Torba Yasa Tasarısı'nın 14, 17, 44 ve 45'inci maddeleri doğaya ilişkin değişiklikler ve düzenlemeler getiriyor. Örneğin, ormanlarla ilgili maddeler onaylanırsa orman alanları içinde yer alan izinsiz enerji tesisleri, başvuru tarihlerindeki bedellerinin ödenmesiyle izinli hale gelebilecek. Oysa gerekli izin alınmadan enerji tesisi kurulması 6831 sayılı Orman Kanunu'nun ihlal edilmesi anlamına geliyor.
Suç sayılması ve cezalandırılması gereken bir ihlal hem verilen izinle hem de geçmiş yıllara dair ödemelerden muaf tutularak ödüllendiriliyor ve affa uğruyor.
Ayrıca tasarı orman alanlarındaki izinler için ödenmesi gereken bedellerde yüzde 50 oranında indirim öneriyor. Tasarı bu haliyle de Anayasa'nın 169'uncu maddesine aykırı.
Ormanların korunması ve geliştirilmesini düzenleyen 169'uncu madde, "Devlet, ormanların korunması ve sahaların genişletilmesi için gerekli kanunları koyar ve tedbirleri alır. Yanan ormanların yerine yeni orman yetiştirilir, bu yerlerde başka çeşit tarım ve hayvancılık yapılamaz. Bütün ormanların gözetimi devlete aittir. Devlet ormanlarının mülkiyeti devronulamaz. Devlet ormanları kanuna göre, devletçe yönetilir ve işletilir. Bu ormanlar zamanaşımı ile mülk edinilemez ve kamu yararı dışında irtifak hakkına konu olamaz" diyor.
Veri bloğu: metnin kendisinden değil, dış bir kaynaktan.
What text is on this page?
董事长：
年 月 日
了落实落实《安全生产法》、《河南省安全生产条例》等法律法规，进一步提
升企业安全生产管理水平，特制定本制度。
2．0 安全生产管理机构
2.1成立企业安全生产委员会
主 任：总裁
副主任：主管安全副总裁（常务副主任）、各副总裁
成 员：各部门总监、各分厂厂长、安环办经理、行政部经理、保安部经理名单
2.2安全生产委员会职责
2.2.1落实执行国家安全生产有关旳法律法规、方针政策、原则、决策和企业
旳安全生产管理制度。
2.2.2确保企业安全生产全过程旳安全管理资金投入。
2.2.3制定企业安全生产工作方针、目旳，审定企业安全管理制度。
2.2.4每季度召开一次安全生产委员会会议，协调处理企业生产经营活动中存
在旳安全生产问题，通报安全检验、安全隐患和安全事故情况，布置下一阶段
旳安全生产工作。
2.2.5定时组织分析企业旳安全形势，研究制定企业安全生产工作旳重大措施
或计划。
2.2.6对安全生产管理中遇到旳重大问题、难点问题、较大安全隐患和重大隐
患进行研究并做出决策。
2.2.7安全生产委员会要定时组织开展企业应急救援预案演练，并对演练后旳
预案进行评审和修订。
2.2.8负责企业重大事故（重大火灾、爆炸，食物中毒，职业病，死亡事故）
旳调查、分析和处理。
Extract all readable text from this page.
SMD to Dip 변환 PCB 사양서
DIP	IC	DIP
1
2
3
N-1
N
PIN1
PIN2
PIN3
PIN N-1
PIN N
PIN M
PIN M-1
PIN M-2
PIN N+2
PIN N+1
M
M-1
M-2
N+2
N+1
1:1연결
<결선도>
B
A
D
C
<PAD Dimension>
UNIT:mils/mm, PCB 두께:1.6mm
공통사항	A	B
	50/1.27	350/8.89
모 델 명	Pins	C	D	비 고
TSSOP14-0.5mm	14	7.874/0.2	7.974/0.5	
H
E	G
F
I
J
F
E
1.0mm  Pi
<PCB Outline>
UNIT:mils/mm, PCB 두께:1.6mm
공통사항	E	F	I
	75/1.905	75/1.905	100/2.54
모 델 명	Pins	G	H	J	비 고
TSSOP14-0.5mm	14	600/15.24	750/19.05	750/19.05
Elbette, her şehir kendi sesiyle güzel olduğu kadar her şehir kendi havasıyla, suyuyla, doğasıyla güzel. Kentleri beton ve asfaltla, mega projelerle, arsız endüstrileşmeyle, kömürlü termik santrallerle yeterince kirlettiniz, tarım topraklarını yok ettiniz, insanların ölümüne sebep oldunuz. Bu ekonomi politikalarından, elde ne var ne yok satma hamlelerinden fayda gelmiyor artık anlayın.
Seçim kampanyasının adına "çevreye duyarlı" demekle, kağıt ya da bez kullanmakla yaşanmaz hale getirdiğiniz, kirlettiğiniz kentlerini havasını temizlemiş olmuyorsunuz. Yarattığınız kirlilik artık bu torbaya sığmıyor...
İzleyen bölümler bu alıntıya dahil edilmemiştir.